Public health guidelines will rightly impact the manner in which education can be delivered in Connecticut this fall, but that is only the tip of the iceberg in terms of concerns. As advocates focused on equity, we’re concerned about the lack of socialization, learning loss, low engagement, inequitable access to technology and food insecurity. These are persistent, interconnected issues for students, often based on income, race and geographic location.
Given the health risks, fiscal costs of reopening safely, and the fact that a significant number of families will decide to stay home, Connecticut should put an emphasis on ensuring that learning plans (full reopen, hybrid and remote) are of high-quality and accessed by all students.
In order to prepare for different scenarios, districts are preparing and submitting reopening plans to the State Department of Education. ConnCAN (the Connecticut Coalition for Achievement Now) has compiled over 140 plans that have become available and offered state and local policymakers with equitable solutions for Connecticut school reopening. These recommendations include:
- starting with a hybrid model for reopening;
- practicing social distancing as a requirement, not a recommendation;
- periodic testing for those on the frontline; and
- understanding where children are academically, socially and emotionally through informal baseline assessments.
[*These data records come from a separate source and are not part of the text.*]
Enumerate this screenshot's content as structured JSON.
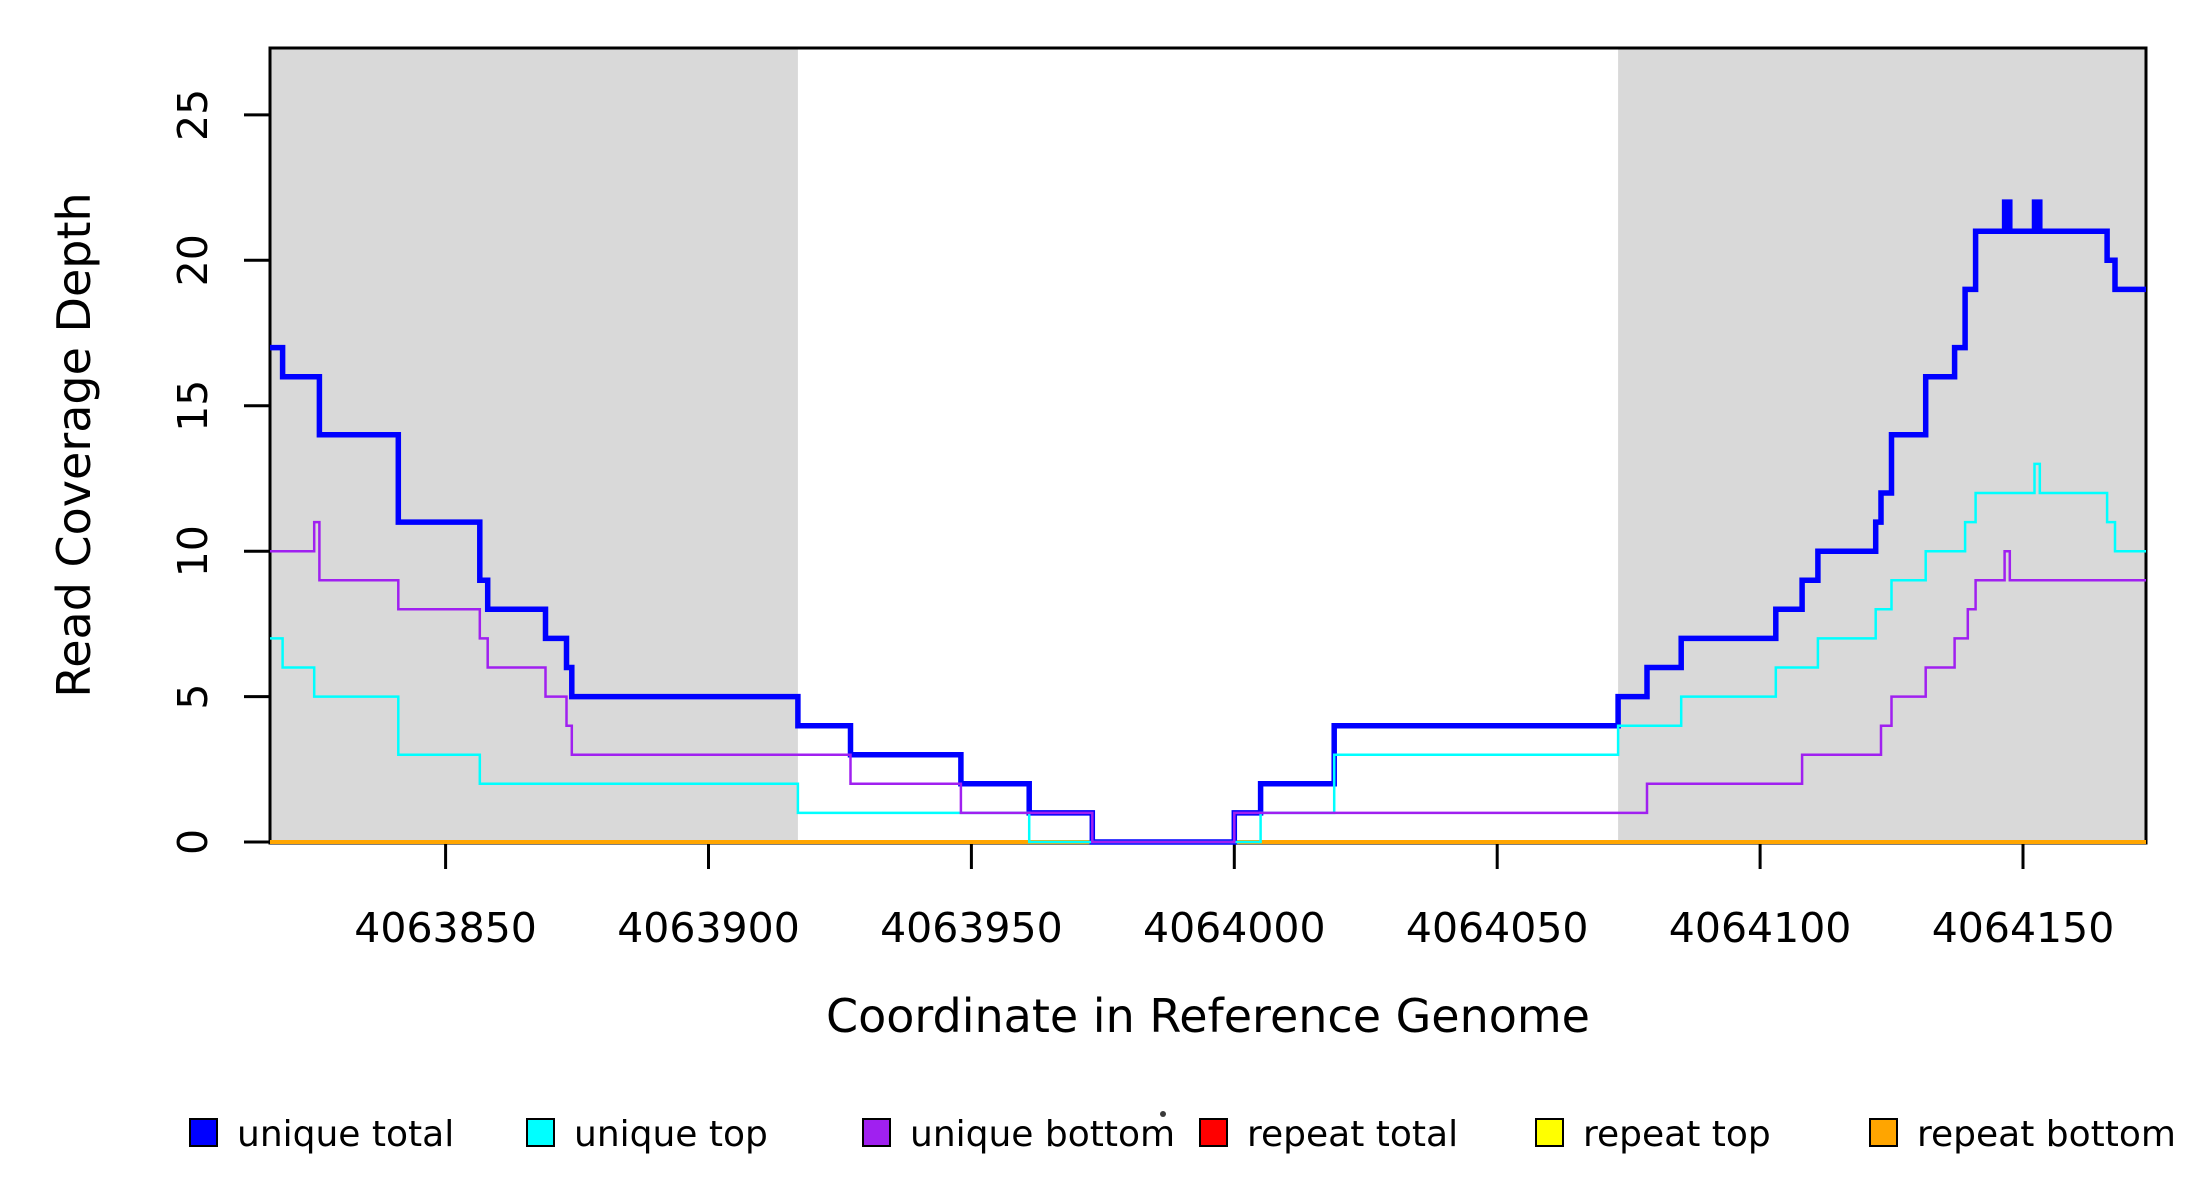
{
  "figure": {
    "background": "#FFFFFF",
    "plot_border_color": "#000000",
    "shaded_band_color": "#D9D9D9"
  },
  "chart_data": {
    "type": "line",
    "step_mode": "step-after",
    "title": "",
    "xlabel": "Coordinate in Reference Genome",
    "ylabel": "Read Coverage Depth",
    "xlim": [
      4063816.6,
      4064173.4
    ],
    "ylim": [
      0,
      27.3
    ],
    "x_ticks": [
      4063850,
      4063900,
      4063950,
      4064000,
      4064050,
      4064100,
      4064150
    ],
    "y_ticks": [
      0,
      5,
      10,
      15,
      20,
      25
    ],
    "grid": false,
    "legend_position": "bottom",
    "shaded_regions": [
      {
        "name": "left-gray-band",
        "x_start": 4063816.6,
        "x_end": 4063917,
        "color": "#D9D9D9"
      },
      {
        "name": "right-gray-band",
        "x_start": 4064073,
        "x_end": 4064173.4,
        "color": "#D9D9D9"
      }
    ],
    "series": [
      {
        "name": "repeat total",
        "color": "#FF0000",
        "width": 2.5,
        "points": [
          [
            4063816.6,
            0
          ]
        ]
      },
      {
        "name": "repeat top",
        "color": "#FFFF00",
        "width": 2.5,
        "points": [
          [
            4063816.6,
            0
          ]
        ]
      },
      {
        "name": "repeat bottom",
        "color": "#FFA500",
        "width": 4,
        "points": [
          [
            4063816.6,
            0
          ]
        ]
      },
      {
        "name": "unique total",
        "color": "#0000FF",
        "width": 5.5,
        "points": [
          [
            4063816.6,
            17
          ],
          [
            4063819,
            16
          ],
          [
            4063826,
            14
          ],
          [
            4063841,
            11
          ],
          [
            4063856.5,
            9
          ],
          [
            4063858,
            8
          ],
          [
            4063869,
            7
          ],
          [
            4063873,
            6
          ],
          [
            4063874,
            5
          ],
          [
            4063917,
            4
          ],
          [
            4063927,
            3
          ],
          [
            4063948,
            2
          ],
          [
            4063961,
            1
          ],
          [
            4063973,
            0
          ],
          [
            4064000,
            1
          ],
          [
            4064005,
            2
          ],
          [
            4064019,
            4
          ],
          [
            4064073,
            5
          ],
          [
            4064078.5,
            6
          ],
          [
            4064085,
            7
          ],
          [
            4064103,
            8
          ],
          [
            4064108,
            9
          ],
          [
            4064111,
            10
          ],
          [
            4064122,
            11
          ],
          [
            4064123,
            12
          ],
          [
            4064125,
            14
          ],
          [
            4064131.5,
            16
          ],
          [
            4064137,
            17
          ],
          [
            4064139,
            19
          ],
          [
            4064141,
            21
          ],
          [
            4064146.5,
            22
          ],
          [
            4064147.5,
            21
          ],
          [
            4064152.2,
            22
          ],
          [
            4064153.2,
            21
          ],
          [
            4064166,
            20
          ],
          [
            4064167.5,
            19
          ]
        ]
      },
      {
        "name": "unique top",
        "color": "#00FFFF",
        "width": 2.5,
        "points": [
          [
            4063816.6,
            7
          ],
          [
            4063819,
            6
          ],
          [
            4063825,
            5
          ],
          [
            4063841,
            3
          ],
          [
            4063856.5,
            2
          ],
          [
            4063917,
            1
          ],
          [
            4063961,
            0
          ],
          [
            4064005,
            1
          ],
          [
            4064019,
            3
          ],
          [
            4064073,
            4
          ],
          [
            4064085,
            5
          ],
          [
            4064103,
            6
          ],
          [
            4064111,
            7
          ],
          [
            4064122,
            8
          ],
          [
            4064125,
            9
          ],
          [
            4064131.5,
            10
          ],
          [
            4064139,
            11
          ],
          [
            4064141,
            12
          ],
          [
            4064152.2,
            13
          ],
          [
            4064153.2,
            12
          ],
          [
            4064166,
            11
          ],
          [
            4064167.5,
            10
          ]
        ]
      },
      {
        "name": "unique bottom",
        "color": "#A020F0",
        "width": 2.5,
        "points": [
          [
            4063816.6,
            10
          ],
          [
            4063825,
            11
          ],
          [
            4063826,
            9
          ],
          [
            4063841,
            8
          ],
          [
            4063856.5,
            7
          ],
          [
            4063858,
            6
          ],
          [
            4063869,
            5
          ],
          [
            4063873,
            4
          ],
          [
            4063874,
            3
          ],
          [
            4063927,
            2
          ],
          [
            4063948,
            1
          ],
          [
            4063973,
            0
          ],
          [
            4064000,
            1
          ],
          [
            4064078.5,
            2
          ],
          [
            4064108,
            3
          ],
          [
            4064123,
            4
          ],
          [
            4064125,
            5
          ],
          [
            4064131.5,
            6
          ],
          [
            4064137,
            7
          ],
          [
            4064139.5,
            8
          ],
          [
            4064141,
            9
          ],
          [
            4064146.5,
            10
          ],
          [
            4064147.5,
            9
          ]
        ]
      }
    ]
  },
  "legend": {
    "items": [
      {
        "label": "unique total",
        "color": "#0000FF"
      },
      {
        "label": "unique top",
        "color": "#00FFFF"
      },
      {
        "label": "unique bottom",
        "color": "#A020F0"
      },
      {
        "label": "repeat total",
        "color": "#FF0000"
      },
      {
        "label": "repeat top",
        "color": "#FFFF00"
      },
      {
        "label": "repeat bottom",
        "color": "#FFA500"
      }
    ]
  }
}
Our 2020 policy goals of continued student learning, technology access, mitigating learning loss and equitable funding for all public schools would address many of the education-related disparities listed above; disparities that have only been made worse by COVID-19.
Last week, Governor Lamont announced the Everybody Learns Initiative: a $43.5 million program to close the digital divide for Connecticut students. Local leaders in Hartford and around the state have also taken steps to mitigate educational inequities by expanding internet connectivity to areas with the greatest need. However, what works in one town in Connecticut may not necessarily work everywhere. We need to implement plans that ensure public safety while providing every student with the quality education they deserve. And, we must make sure all of our students are able to access and receive it.
Subira Gordon is Executive Director of ConnCAN (the CT Coalition for Achievement Now).